Jak podała firma doradcza Reas, na koniec 2011 r. na rynku pierwotnym tylko w 6 dużych miastach w kraju deweloperzy oferowali prawie 49 tys. lokali. W Warszawie - ponad 18 tys., w Krakowie - ponad 9 tys., we Wrocławiu - 8,6 tys., w Trójmieście tys. - 6,1 tys., w Poznaniu - 4,1 tys., w Łodzi - 2,3 tys.
- Najtrudniejsza sytuacja jest dziś na rynku wrocławskim. Zakładając, że deweloperzy nie wprowadzą na rynek już żadnego lokalu, na wyprzedaż tego, co mają potrzebują aż dwa lata. W ciągu 12 miesięcy firmy deweloperskie były w stanie znaleźć we Wrocławiu chętnych na 4,4 tys. mieszkań, podczas gdy prawie dwa razy tyle jest do wzięcia - mówi Katarzyna Kuniewicz z Reasa.
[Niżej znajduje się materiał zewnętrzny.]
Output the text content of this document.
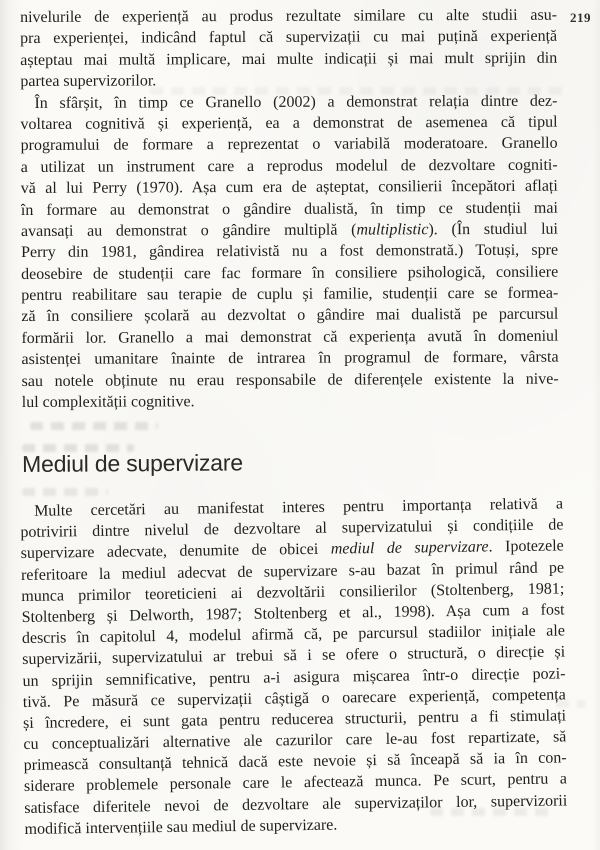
219
nivelurile de experiență au produs rezultate similare cu alte studii asu-
pra experienței, indicând faptul că supervizații cu mai puțină experiență
așteptau mai multă implicare, mai multe indicații și mai mult sprijin din
partea supervizorilor.
În sfârșit, în timp ce Granello (2002) a demonstrat relația dintre dez-
voltarea cognitivă și experiență, ea a demonstrat de asemenea că tipul
programului de formare a reprezentat o variabilă moderatoare. Granello
a utilizat un instrument care a reprodus modelul de dezvoltare cogniti-
vă al lui Perry (1970). Așa cum era de așteptat, consilierii începători aflați
în formare au demonstrat o gândire dualistă, în timp ce studenții mai
avansați au demonstrat o gândire multiplă (multiplistic). (În studiul lui
Perry din 1981, gândirea relativistă nu a fost demonstrată.) Totuși, spre
deosebire de studenții care fac formare în consiliere psihologică, consiliere
pentru reabilitare sau terapie de cuplu și familie, studenții care se formea-
ză în consiliere școlară au dezvoltat o gândire mai dualistă pe parcursul
formării lor. Granello a mai demonstrat că experiența avută în domeniul
asistenței umanitare înainte de intrarea în programul de formare, vârsta
sau notele obținute nu erau responsabile de diferențele existente la nive-
lul complexității cognitive.
Mediul de supervizare
Multe cercetări au manifestat interes pentru importanța relativă a
potrivirii dintre nivelul de dezvoltare al supervizatului și condițiile de
supervizare adecvate, denumite de obicei mediul de supervizare. Ipotezele
referitoare la mediul adecvat de supervizare s-au bazat în primul rând pe
munca primilor teoreticieni ai dezvoltării consilierilor (Stoltenberg, 1981;
Stoltenberg și Delworth, 1987; Stoltenberg et al., 1998). Așa cum a fost
descris în capitolul 4, modelul afirmă că, pe parcursul stadiilor inițiale ale
supervizării, supervizatului ar trebui să i se ofere o structură, o direcție și
un sprijin semnificative, pentru a-i asigura mișcarea într-o direcție pozi-
tivă. Pe măsură ce supervizații câștigă o oarecare experiență, competența
și încredere, ei sunt gata pentru reducerea structurii, pentru a fi stimulați
cu conceptualizări alternative ale cazurilor care le-au fost repartizate, să
primească consultanță tehnică dacă este nevoie și să înceapă să ia în con-
siderare problemele personale care le afectează munca. Pe scurt, pentru a
satisface diferitele nevoi de dezvoltare ale supervizaților lor, supervizorii
modifică intervențiile sau mediul de supervizare.
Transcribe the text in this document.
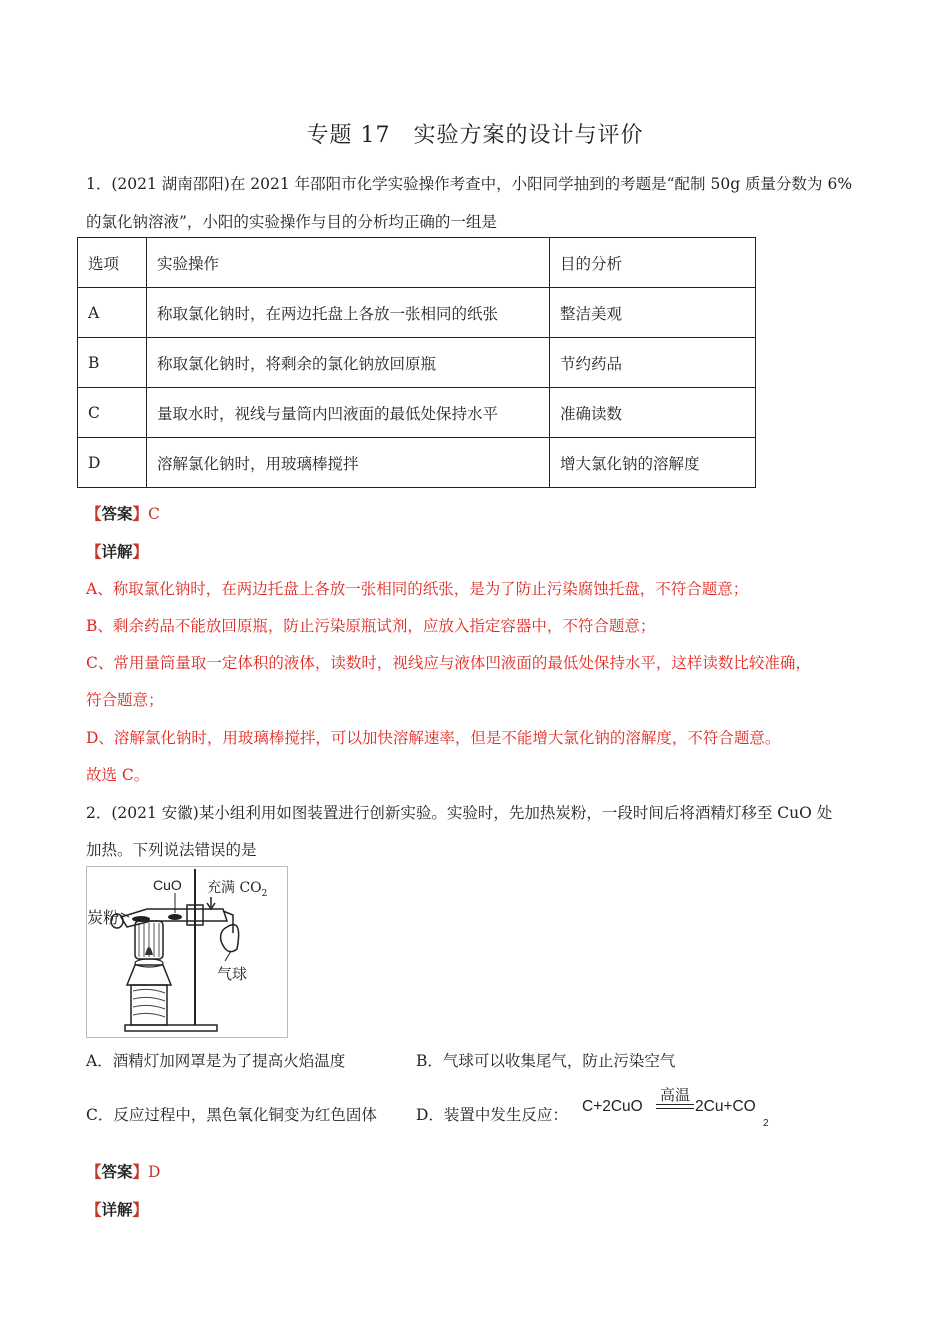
专题 17　实验方案的设计与评价
1．(2021 湖南邵阳)在 2021 年邵阳市化学实验操作考查中，小阳同学抽到的考题是“配制 50g 质量分数为 6%
的氯化钠溶液”，小阳的实验操作与目的分析均正确的一组是
选项	实验操作	目的分析
A	称取氯化钠时，在两边托盘上各放一张相同的纸张	整洁美观
B	称取氯化钠时，将剩余的氯化钠放回原瓶	节约药品
C	量取水时，视线与量筒内凹液面的最低处保持水平	准确读数
D	溶解氯化钠时，用玻璃棒搅拌	增大氯化钠的溶解度
【答案】C
【详解】
A、称取氯化钠时，在两边托盘上各放一张相同的纸张，是为了防止污染腐蚀托盘，不符合题意；
B、剩余药品不能放回原瓶，防止污染原瓶试剂，应放入指定容器中，不符合题意；
C、常用量筒量取一定体积的液体，读数时，视线应与液体凹液面的最低处保持水平，这样读数比较准确，
符合题意；
D、溶解氯化钠时，用玻璃棒搅拌，可以加快溶解速率，但是不能增大氯化钠的溶解度，不符合题意。
故选 C。
2．(2021 安徽)某小组利用如图装置进行创新实验。实验时，先加热炭粉，一段时间后将酒精灯移至 CuO 处
加热。下列说法错误的是
CuO 充满 $CO_2$
炭粉
气球
A．酒精灯加网罩是为了提高火焰温度	B．气球可以收集尾气，防止污染空气
C．反应过程中，黑色氧化铜变为红色固体	D．装置中发生反应： C+2CuO
高温
2Cu+CO
2
【答案】D
【详解】
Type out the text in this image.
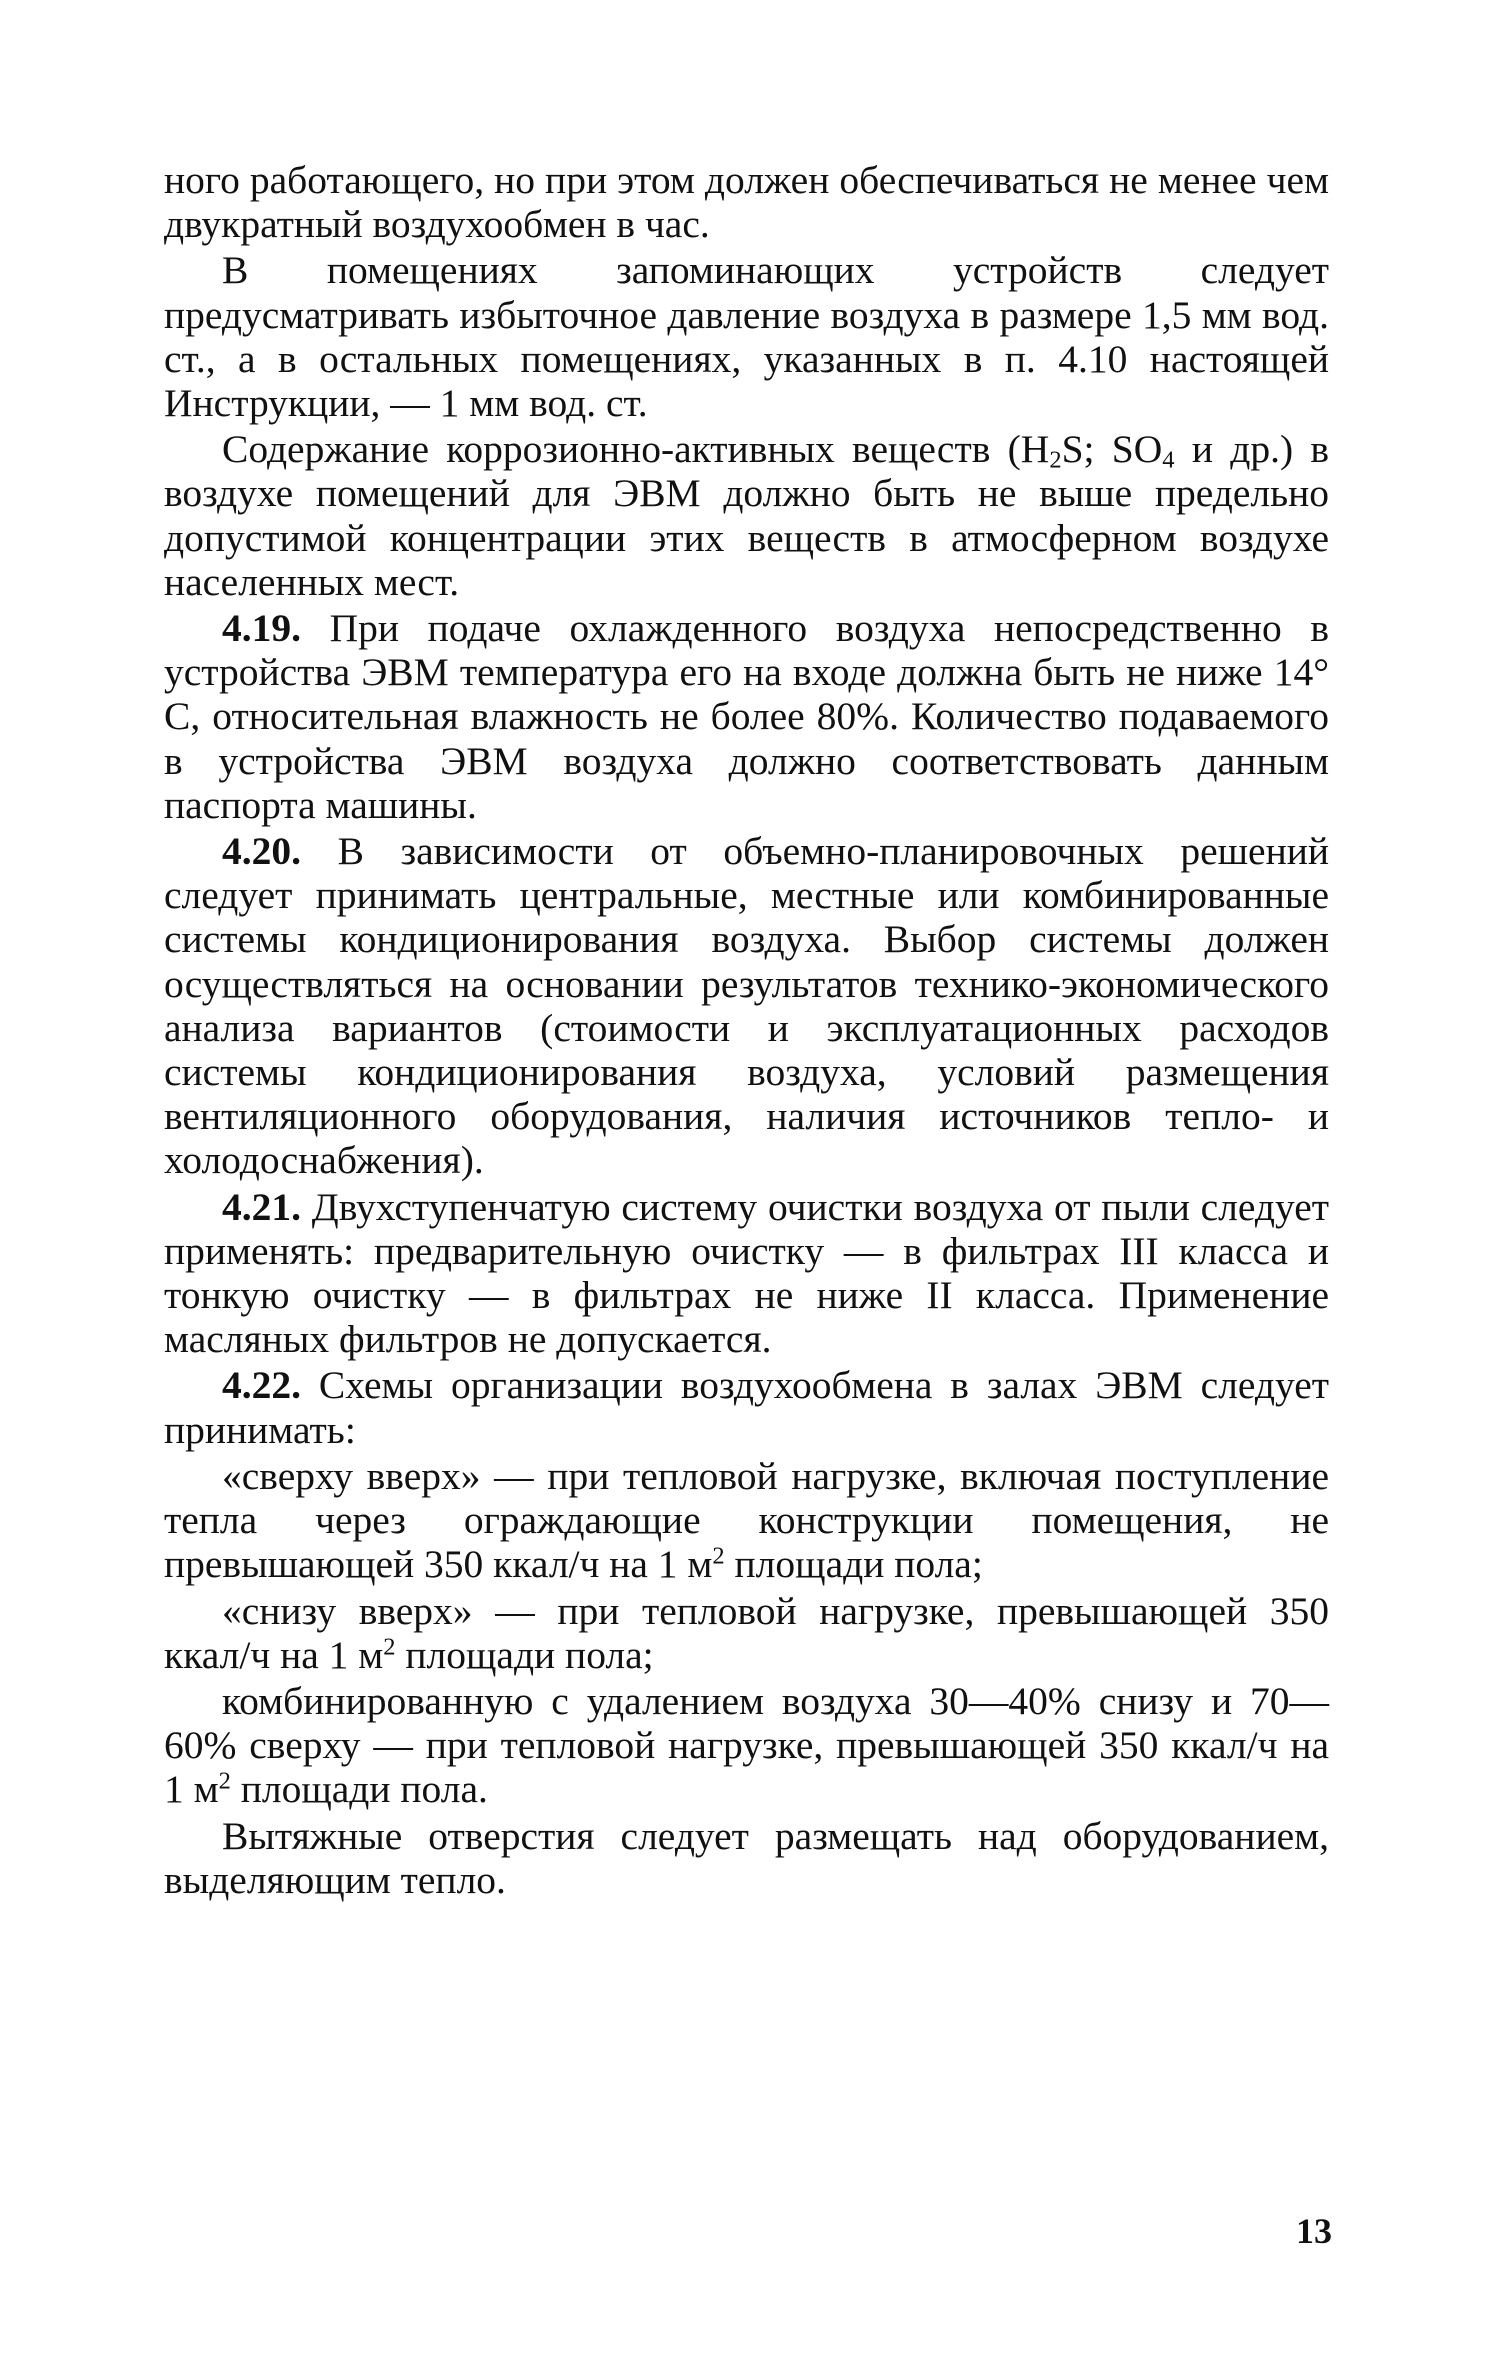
ного работающего, но при этом должен обеспечиваться не менее чем двукратный воздухообмен в час.

В помещениях запоминающих устройств следует предусматривать избыточное давление воздуха в размере 1,5 мм вод. ст., а в остальных помещениях, указанных в п. 4.10 настоящей Инструкции, — 1 мм вод. ст.

Содержание коррозионно-активных веществ ($H_2S$; $SO_4$ и др.) в воздухе помещений для ЭВМ должно быть не выше предельно допустимой концентрации этих веществ в атмосферном воздухе населенных мест.

4.19. При подаче охлажденного воздуха непосредственно в устройства ЭВМ температура его на входе должна быть не ниже 14° С, относительная влажность не более 80%. Количество подаваемого в устройства ЭВМ воздуха должно соответствовать данным паспорта машины.

4.20. В зависимости от объемно-планировочных решений следует принимать центральные, местные или комбинированные системы кондиционирования воздуха. Выбор системы должен осуществляться на основании результатов технико-экономического анализа вариантов (стоимости и эксплуатационных расходов системы кондиционирования воздуха, условий размещения вентиляционного оборудования, наличия источников тепло- и холодоснабжения).

4.21. Двухступенчатую систему очистки воздуха от пыли следует применять: предварительную очистку — в фильтрах III класса и тонкую очистку — в фильтрах не ниже II класса. Применение масляных фильтров не допускается.

4.22. Схемы организации воздухообмена в залах ЭВМ следует принимать:

«сверху вверх» — при тепловой нагрузке, включая поступление тепла через ограждающие конструкции помещения, не превышающей 350 ккал/ч на 1 $м^2$ площади пола;

«снизу вверх» — при тепловой нагрузке, превышающей 350 ккал/ч на 1 $м^2$ площади пола;

комбинированную с удалением воздуха 30—40% снизу и 70—60% сверху — при тепловой нагрузке, превышающей 350 ккал/ч на 1 $м^2$ площади пола.

Вытяжные отверстия следует размещать над оборудованием, выделяющим тепло.

13
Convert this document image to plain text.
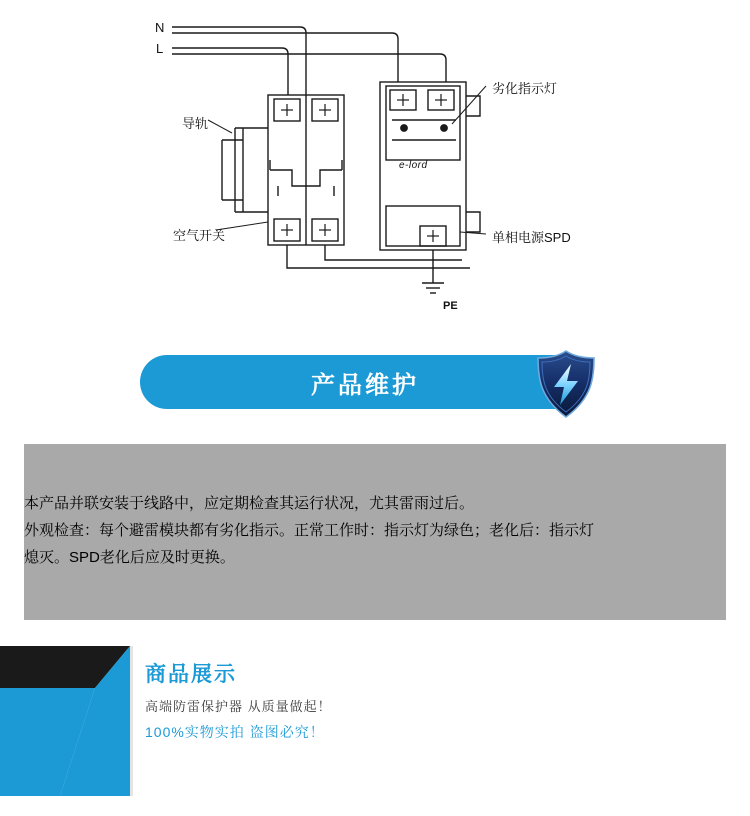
N
L
导轨
空气开关
劣化指示灯
单相电源SPD
PE
e-lord
产品维护
本产品并联安装于线路中，应定期检查其运行状况，尤其雷雨过后。
外观检查：每个避雷模块都有劣化指示。正常工作时：指示灯为绿色；老化后：指示灯
熄灭。SPD老化后应及时更换。
商品展示
高端防雷保护器 从质量做起！
100%实物实拍 盗图必究！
Nieco lepiej wygląda sytuacja w Warszawie. Tutaj, jak policzył Reas, firmy potrzebują 1,5 roku na wyprzedaż, ale pod warunkiem, że nic nowego nie zaoferują w tym czasie.
W najlepszej sytuacji są deweloperzy z Trójmiasta, którzy w ciągu pięciu kwartałów byliby w stanie pozbyć się zapasu mieszkań.